Traditions are very powerful.
Traditions bind generations together. Traditions bring comfort during change. Traditions add meaning to routines. Traditions make the unbearable more enjoyable.
Elementary School Music Programs are not so powerful.
Elementary School Music Programs test the generations. They bring discomfort, provide little meaning and are usually downright unbearable.
Tradition has changed all that for me.
This was our 8th year of attending an Elementary School Music Program involving one or more of our children. During those first few years, I arrived early, eager to get a good seat so that I could see my child and they could see me. Other eager parents and family members would annoy me by standing to take pictures, talking through the entire program, or letting their small children run around unsupervised. I took pictures and movies, I waved - everything a parent is required to do!

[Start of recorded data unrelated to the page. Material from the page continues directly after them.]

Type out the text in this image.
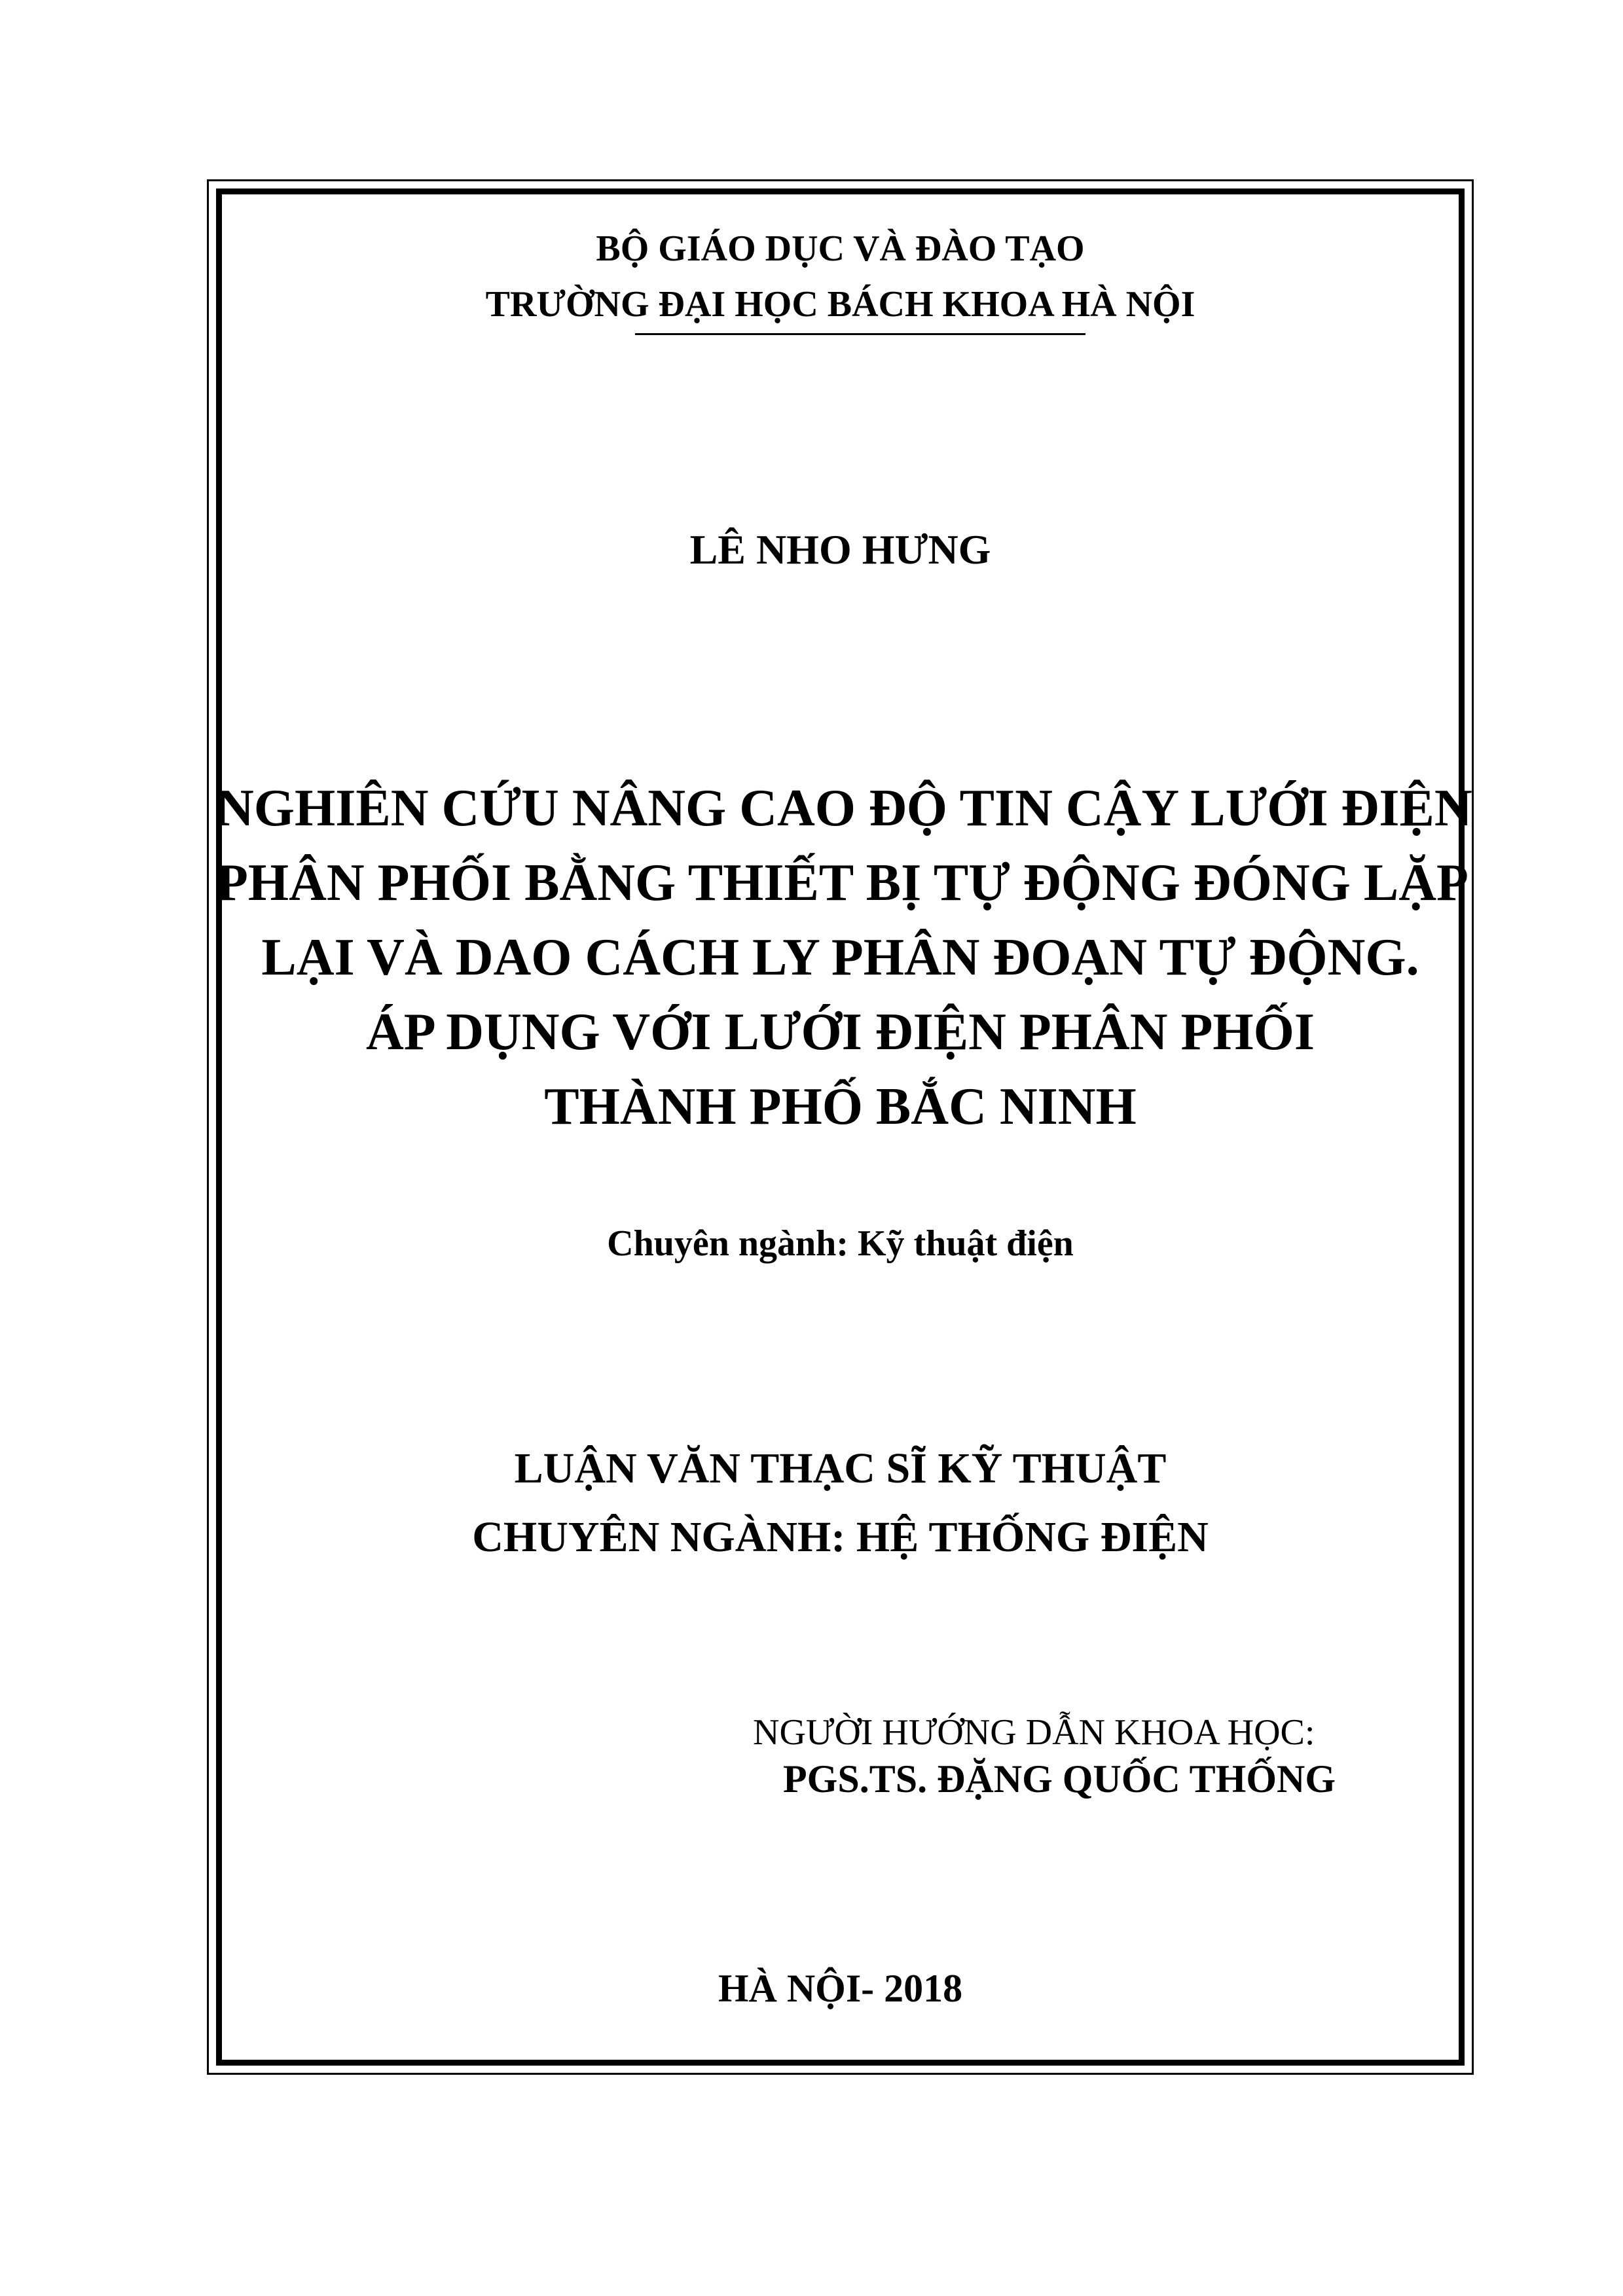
BỘ GIÁO DỤC VÀ ĐÀO TẠO
TRƯỜNG ĐẠI HỌC BÁCH KHOA HÀ NỘI
LÊ NHO HƯNG
NGHIÊN CỨU NÂNG CAO ĐỘ TIN CẬY LƯỚI ĐIỆN
PHÂN PHỐI BẰNG THIẾT BỊ TỰ ĐỘNG ĐÓNG LẶP
LẠI VÀ DAO CÁCH LY PHÂN ĐOẠN TỰ ĐỘNG.
ÁP DỤNG VỚI LƯỚI ĐIỆN PHÂN PHỐI
THÀNH PHỐ BẮC NINH
Chuyên ngành: Kỹ thuật điện
LUẬN VĂN THẠC SĨ KỸ THUẬT
CHUYÊN NGÀNH: HỆ THỐNG ĐIỆN
NGƯỜI HƯỚNG DẪN KHOA HỌC:
PGS.TS. ĐẶNG QUỐC THỐNG
HÀ NỘI- 2018
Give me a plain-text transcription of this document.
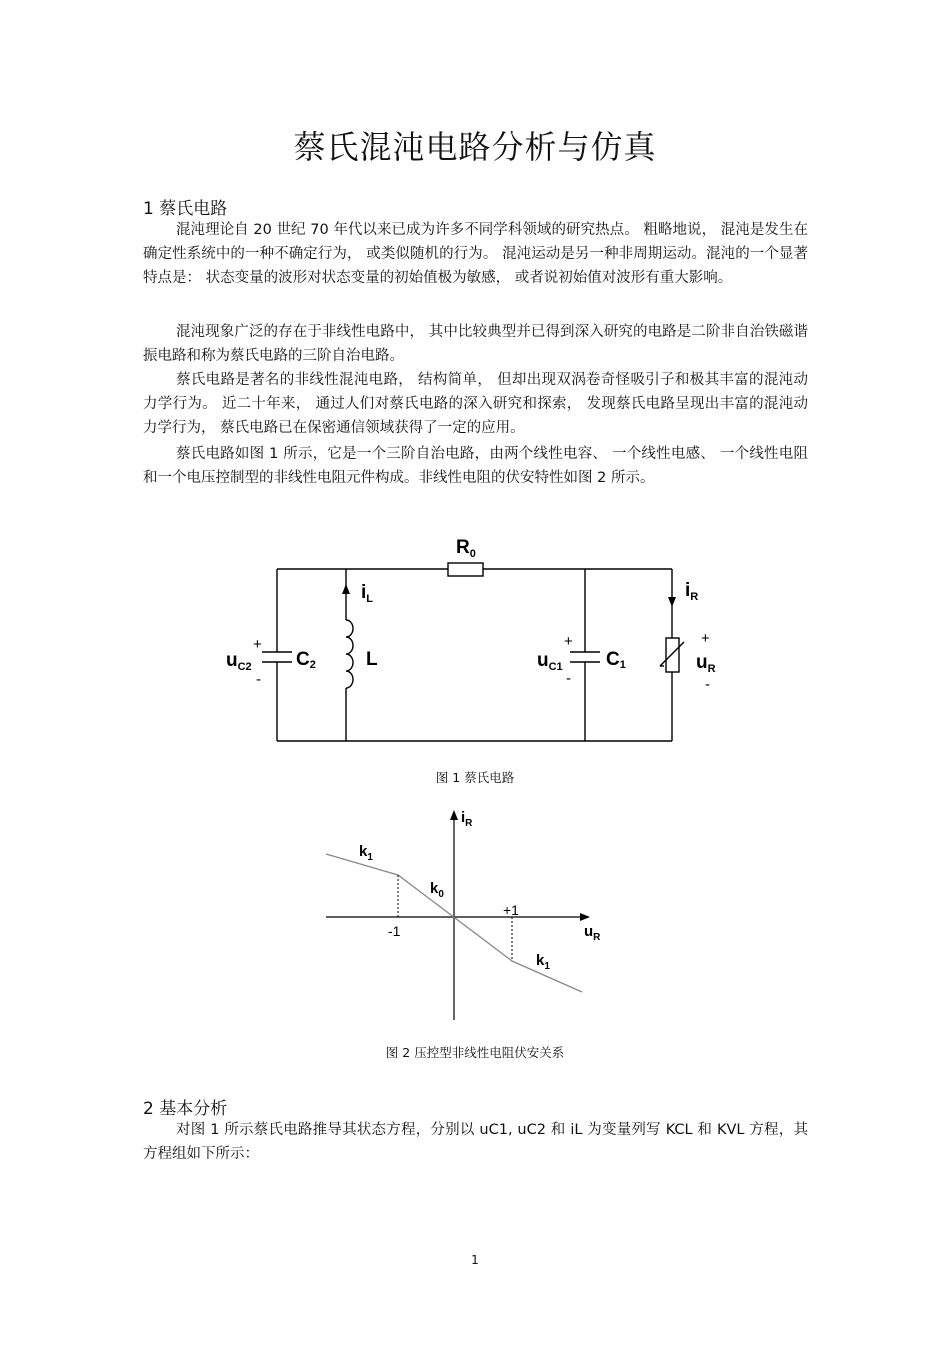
蔡氏混沌电路分析与仿真
1 蔡氏电路
混沌理论自 20 世纪 70 年代以来已成为许多不同学科领域的研究热点。 粗略地说， 混沌是发生在确定性系统中的一种不确定行为， 或类似随机的行为。 混沌运动是另一种非周期运动。混沌的一个显著特点是： 状态变量的波形对状态变量的初始值极为敏感， 或者说初始值对波形有重大影响。
混沌现象广泛的存在于非线性电路中， 其中比较典型并已得到深入研究的电路是二阶非自治铁磁谐振电路和称为蔡氏电路的三阶自治电路。
蔡氏电路是著名的非线性混沌电路， 结构简单， 但却出现双涡卷奇怪吸引子和极其丰富的混沌动力学行为。 近二十年来， 通过人们对蔡氏电路的深入研究和探索， 发现蔡氏电路呈现出丰富的混沌动力学行为， 蔡氏电路已在保密通信领域获得了一定的应用。
蔡氏电路如图 1 所示，它是一个三阶自治电路，由两个线性电容、 一个线性电感、 一个线性电阻和一个电压控制型的非线性电阻元件构成。非线性电阻的伏安特性如图 2 所示。
$R_0$
$i_L$	$i_R$
C2
$u_{C2}$
+
-
L	C1
$u_{C1}$
+
-
$u_R$
+
-
图 1 蔡氏电路
$i_R$
$u_R$
$k_1$
$k_0$
$k_1$
-1
+1
图 2 压控型非线性电阻伏安关系
2 基本分析
对图 1 所示蔡氏电路推导其状态方程，分别以 uC1, uC2 和 iL 为变量列写 KCL 和 KVL 方程，其方程组如下所示：
1
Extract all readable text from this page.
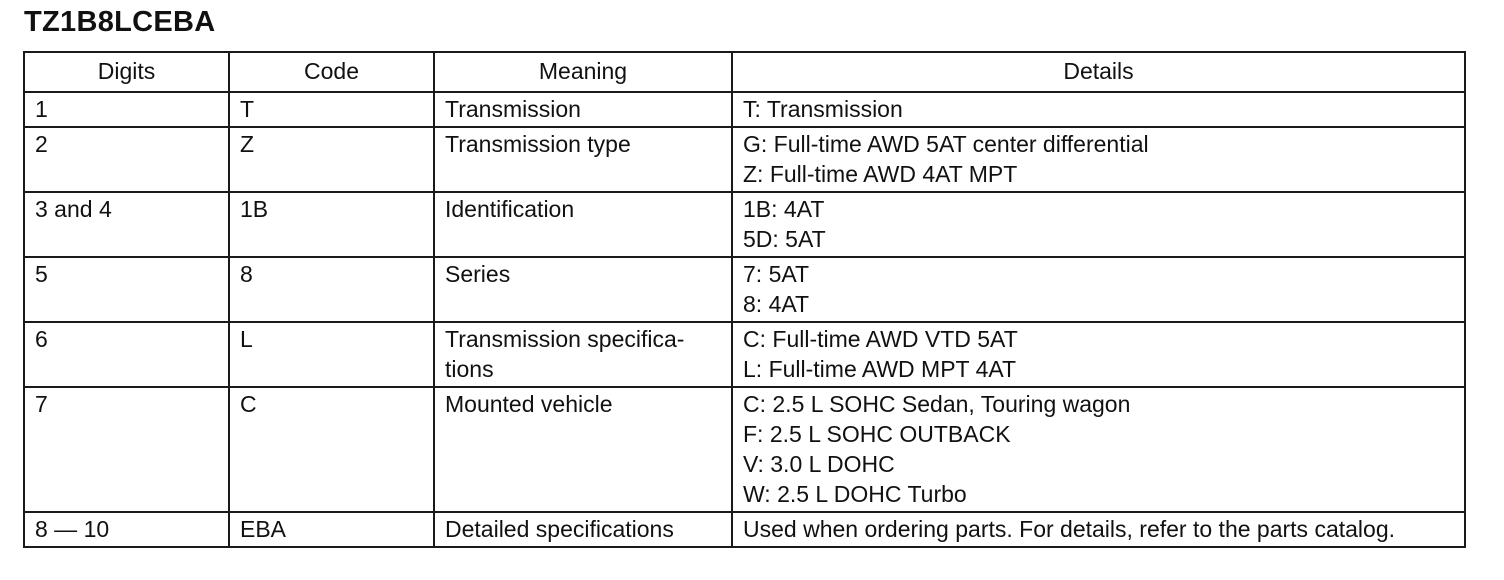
TZ1B8LCEBA
Digits	Code	Meaning	Details
1	T	Transmission	T: Transmission

2	Z	Transmission type	G: Full-time AWD 5AT center differential
Z: Full-time AWD 4AT MPT

3 and 4	1B	Identification	1B: 4AT
5D: 5AT

5	8	Series	7: 5AT
8: 4AT

6	L	Transmission specifica-
tions	C: Full-time AWD VTD 5AT
L: Full-time AWD MPT 4AT

7	C	Mounted vehicle	C: 2.5 L SOHC Sedan, Touring wagon
F: 2.5 L SOHC OUTBACK
V: 3.0 L DOHC
W: 2.5 L DOHC Turbo

8 — 10	EBA	Detailed specifications	Used when ordering parts. For details, refer to the parts catalog.
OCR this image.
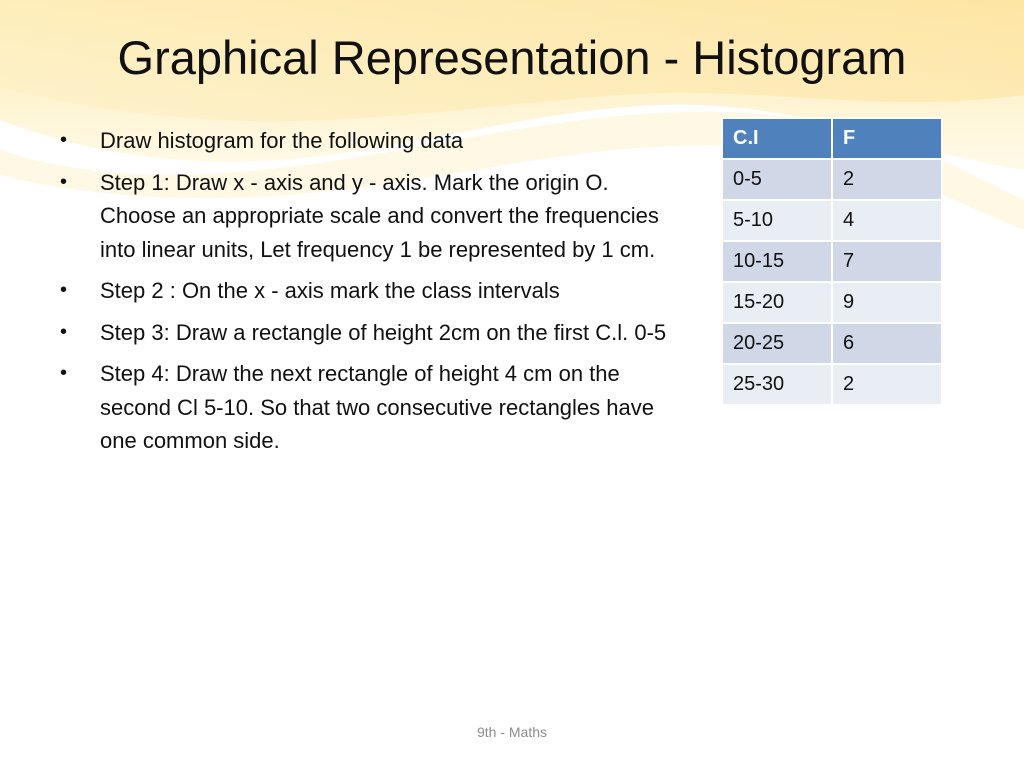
Graphical Representation - Histogram
•	Draw histogram for the following data
•	Step 1: Draw x - axis and y - axis. Mark the origin O. Choose an appropriate scale and convert the frequencies into linear units, Let frequency 1 be represented by 1 cm.
•	Step 2 : On the x - axis mark the class intervals
•	Step 3: Draw a rectangle of height 2cm on the first C.l. 0-5
•	Step 4: Draw the next rectangle of height 4 cm on the second Cl 5-10. So that two consecutive rectangles have one common side.
C.I	F
0-5	2
5-10	4
10-15	7
15-20	9
20-25	6
25-30	2
9th - Maths
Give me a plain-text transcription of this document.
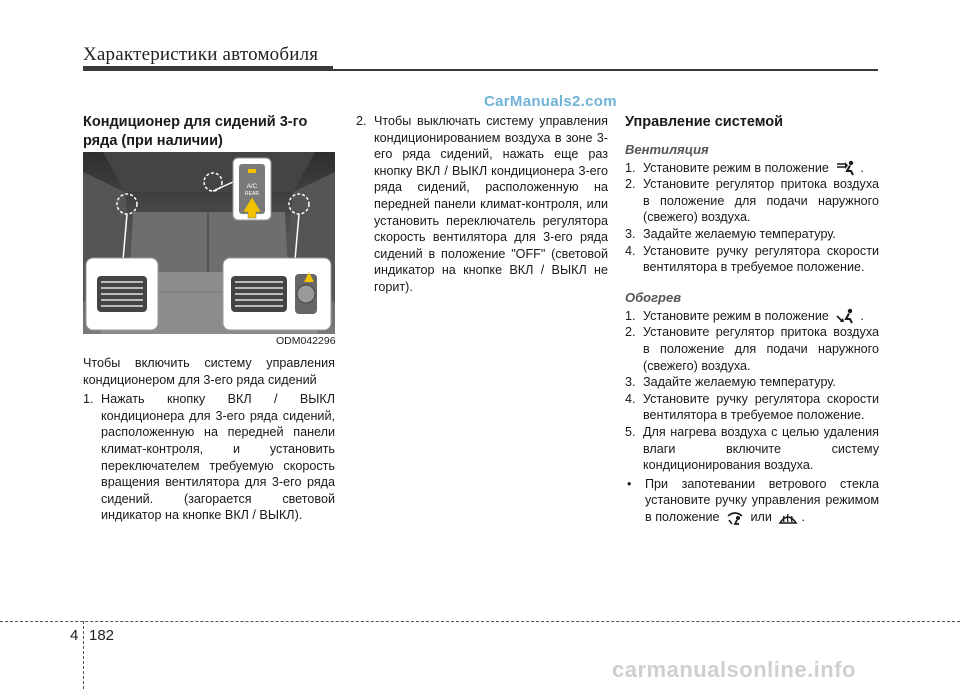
Характеристики автомобиля
CarManuals2.com
Кондиционер для сидений 3-го ряда (при наличии)
A/C
REAR
ODM042296
Чтобы включить систему управления кондиционером для 3-его ряда сидений
1. Нажать кнопку ВКЛ / ВЫКЛ кондиционера для 3-его ряда сидений, расположенную на передней панели климат-контроля, и установить переключателем требуемую скорость вращения вентилятора для 3-его ряда сидений. (загорается световой индикатор на кнопке ВКЛ / ВЫКЛ).
2. Чтобы выключать систему управления кондиционированием воздуха в зоне 3-его ряда сидений, нажать еще раз кнопку ВКЛ / ВЫКЛ кондиционера 3-его ряда сидений, расположенную на передней панели климат-контроля, или установить переключатель регулятора скорость вентилятора для 3-его ряда сидений в положение "OFF" (световой индикатор на кнопке ВКЛ / ВЫКЛ не горит).
Управление системой
Вентиляция
1. Установите режим в положение	.
2. Установите регулятор притока воздуха в положение для подачи наружного (свежего) воздуха.
3. Задайте желаемую температуру.
4. Установите ручку регулятора скорости вентилятора в требуемое положение.
Обогрев
1. Установите режим в положение	.
2. Установите регулятор притока воздуха в положение для подачи наружного (свежего) воздуха.
3. Задайте желаемую температуру.
4. Установите ручку регулятора скорости вентилятора в требуемое положение.
5. Для нагрева воздуха с целью удаления влаги включите систему кондиционирования воздуха.
•	При запотевании ветрового стекла установите ручку управления режимом в положение или .
4 182
carmanualsonline.info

After a few years (and a few too many programs), I started to lose my enthusiasm. The programs were the same every year: same songs and same dances...over and over again. Parents who talked, kids who whined, instruments that squeaked - it just got on my nerves. Of course, I went to every performance. But I was beginning to dread them.
Then, something happened this year. Maybe it's the fact that our youngest will be in 6th grade next year. Only one more year of Elementary School. Maybe it's the fact that the Musical Programs are shorter. Maybe it's the fact that we also have a teenager, so I've learned to appreciate the innocence of grade school? Ok, maybe not. Whatever the reason, I found myself looking forward to the Elementary School Music Program this evening.
As I stood in the gym, surrounded by parents with cameras, whining children, and the all-around general organized chaos, I realized what I was enjoying. Here we were in the same gym, sitting in the same folding chairs, listening to the same songs. (Ode To Joy and Pepperoni Pizza were among the hits ). I was surrounded by tradition. The talking didn't bother me, because I could still hear the songs. The whining children didn't bother me...because they weren't mine. My camera's batteries were dead, but the tradition was locked in my memory.
Tradition makes the unbearable more enjoyable.
Sometimes life can seem unbearable. God is my Tradition for getting through those unbearable times. He binds generations together. He brings comfort during change. And He makes the unbearable more enjoyable. He's the Tradition I need everyday.
Today is Ash Wednesday - the first day of Lent. Begin a new tradition with God. A prayer journal will be mine. What new tradition will you begin?